I am not a mental health professional. I am only her friend. But, because I am her friend, I can see that many of her “delusions” are simply parables for the sometimes terrible realities of her life. When she speaks of the woman who raised her “not being her mother, but someone who took her mother’s place,” I can agree. Deanna was indeed raised by a woman who was not a “mother” to her in the best sense of the word. Deanna’s explanation, that another woman replaced her true mother, is her effort to make sense of one of the deepest, most painful truths of her life. When she speaks of family members stealing from her, lying about her, and trying to kill her I think of the pain of rejection she felt when she lost her job working for the church that was everything to her–and that, in fact, frequently referred to itself as her “church family.” Her “delusion” is allowing her to face that pain in symbolic terms, and over the years I have learned to respond to the pain and anguish behind her words, rather than the words themselves. Instead of trying to convince her that her relatives are not indeed framing her for murder I simply offer to be a character witness, and reassure her that when the judge comes to know her he will see that she is not capable of such things. And then we move on, and she is comforted.
Deanna is teaching me that we humans are more than just fleshy machines that move through a static world. We are not creatures who exist in a single, simple reality.
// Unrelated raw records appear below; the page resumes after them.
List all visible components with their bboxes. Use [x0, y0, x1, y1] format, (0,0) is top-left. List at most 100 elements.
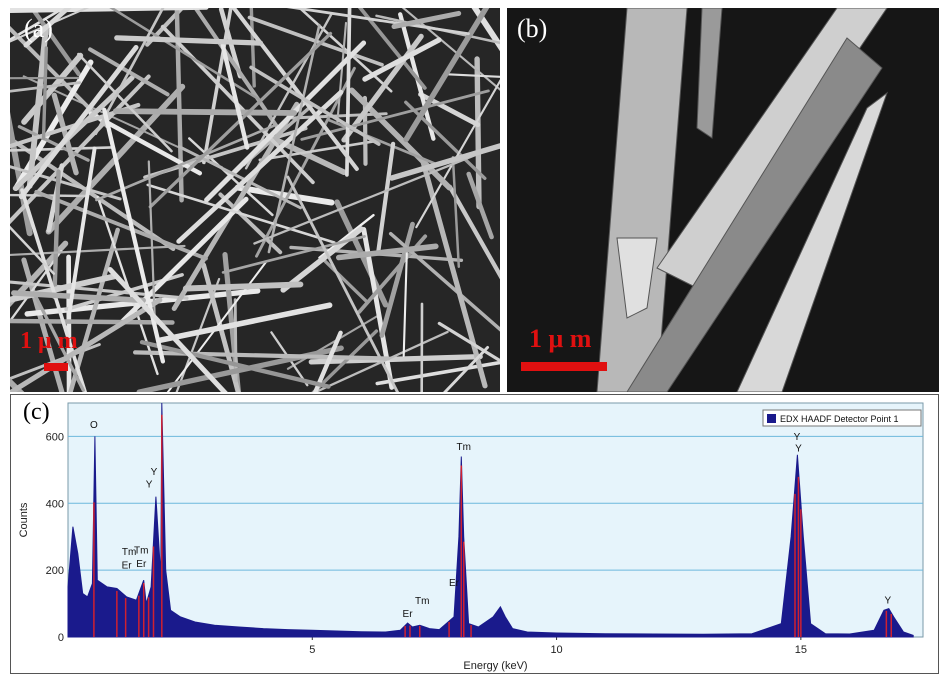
peak-label: Tm — [134, 545, 148, 556]
peak-label: Tm — [415, 596, 429, 607]
nanorod — [156, 302, 333, 344]
nanorod — [249, 8, 256, 88]
nanorod — [29, 8, 81, 77]
rod-shape — [626, 37, 883, 392]
y-tick-label: 400 — [46, 498, 64, 510]
rod-bundle-micrograph-b — [507, 8, 939, 392]
nanorod — [313, 330, 449, 392]
nanorod — [403, 8, 490, 143]
nanorod — [10, 8, 90, 43]
nanorod — [139, 340, 331, 389]
nanorod — [10, 377, 25, 392]
plot-area — [67, 402, 924, 638]
nanorod — [280, 226, 364, 293]
peak-label: Tm — [457, 442, 471, 453]
peak-label: Y — [146, 480, 153, 491]
sem-image-a: (a) 1 μ m — [10, 8, 500, 392]
nanorod — [401, 8, 500, 91]
nanorod — [10, 244, 186, 257]
nanorod — [221, 235, 366, 274]
nanorod — [220, 42, 250, 150]
nanorod — [21, 52, 84, 125]
nanorod — [176, 89, 344, 244]
nanorod — [388, 231, 500, 332]
nanorod — [319, 256, 369, 304]
peak-label: Tm — [122, 547, 136, 558]
nanorod — [41, 46, 48, 141]
nanorod — [415, 79, 500, 229]
nanorod — [345, 8, 352, 177]
nanorod — [17, 125, 90, 162]
nanorod — [335, 243, 439, 261]
nanorod — [290, 112, 388, 120]
nanorod — [234, 184, 335, 206]
nanorod — [376, 141, 396, 253]
nanorod — [286, 8, 470, 36]
scale-bar-a-label: 1 μ m — [20, 328, 78, 354]
nanorod — [391, 10, 462, 29]
nanorod — [233, 298, 238, 383]
nanorods-group — [10, 8, 500, 392]
nanorod — [102, 107, 166, 364]
nanorod — [132, 350, 391, 361]
nanorod — [267, 23, 321, 254]
nanorod — [26, 24, 49, 189]
y-axis-title: Counts — [18, 502, 30, 537]
nanorod — [379, 221, 415, 338]
x-tick-label: 5 — [309, 644, 315, 656]
peak-label: Y — [794, 432, 801, 443]
peak-label: Er — [136, 559, 147, 570]
nanorod — [420, 302, 424, 392]
nanorod — [375, 360, 500, 386]
nanorod — [308, 353, 483, 365]
nanorod — [107, 267, 228, 392]
nanorod — [10, 297, 163, 392]
nanorods-micrograph-a — [10, 8, 500, 392]
nanorod — [202, 8, 233, 165]
peak-label: Er — [403, 609, 414, 620]
nanorod — [23, 8, 72, 48]
nanorod — [34, 295, 85, 392]
nanorod — [20, 188, 88, 392]
nanorod — [52, 169, 61, 300]
peak-label: Y — [884, 596, 891, 607]
nanorod — [10, 8, 67, 42]
legend-swatch — [767, 414, 776, 423]
nanorod — [318, 213, 375, 259]
y-tick-label: 600 — [46, 431, 64, 443]
nanorod — [10, 136, 176, 251]
nanorod — [11, 290, 146, 304]
nanorod — [402, 248, 408, 357]
nanorod — [258, 139, 380, 162]
rod-shape — [616, 237, 658, 319]
nanorod — [389, 143, 500, 181]
sem-image-b: (b) 1 μ m — [507, 8, 939, 392]
nanorod — [21, 257, 65, 392]
peak-label: Y — [151, 467, 158, 478]
nanorod — [67, 146, 97, 316]
rod-shape — [596, 8, 688, 392]
x-tick-label: 10 — [550, 644, 562, 656]
nanorod — [231, 8, 359, 171]
scale-bar-a — [44, 363, 68, 371]
nanorod — [300, 89, 490, 141]
nanorod — [249, 65, 381, 146]
nanorod — [12, 75, 135, 191]
nanorod — [182, 281, 304, 292]
nanorod — [466, 171, 494, 240]
scale-bar-b-label: 1 μ m — [529, 324, 592, 353]
y-tick-label: 200 — [46, 565, 64, 577]
nanorod — [451, 156, 461, 268]
nanorod — [253, 149, 489, 245]
legend-label: EDX HAADF Detector Point 1 — [780, 414, 899, 424]
x-tick-label: 15 — [795, 644, 807, 656]
nanorod — [357, 8, 427, 90]
peak-label: O — [90, 420, 98, 431]
nanorod — [113, 108, 298, 116]
nanorod — [114, 35, 264, 46]
nanorod — [447, 184, 500, 280]
nanorod — [10, 8, 209, 13]
nanorod — [10, 165, 122, 201]
nanorod — [18, 44, 139, 200]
We are creatures of air, of fire, of symbol, and of story. For the last few years, Deanna has moved beyond living her biography. These days, she is writing myth in the purest sense of the word–she is finding the deep truth that has lain below her waking world, and she is giving it voice.
It’s not easy. There are good days and bad days. Neither of us knows if she’ll ever be well enough to move beyond her current sheltered world. But that’s okay. In these years that Deanna has been “confined,” her spirit has traveled vast distances. It is still traveling. She has been to places most of us will never go. She has been to places none of us will ever want to go. But in all that journeying, even on the very worst days, there are two central truths. She has always remembered me. And we are still good friends.









Great post. Friends are treasures. I’ll be back at Lake Walcott next month. Not all that far away.
I’m glad you enjoyed it–as you say, friends are treasures. We would be delighted to see you again! Can Gypsy Lee find her way back?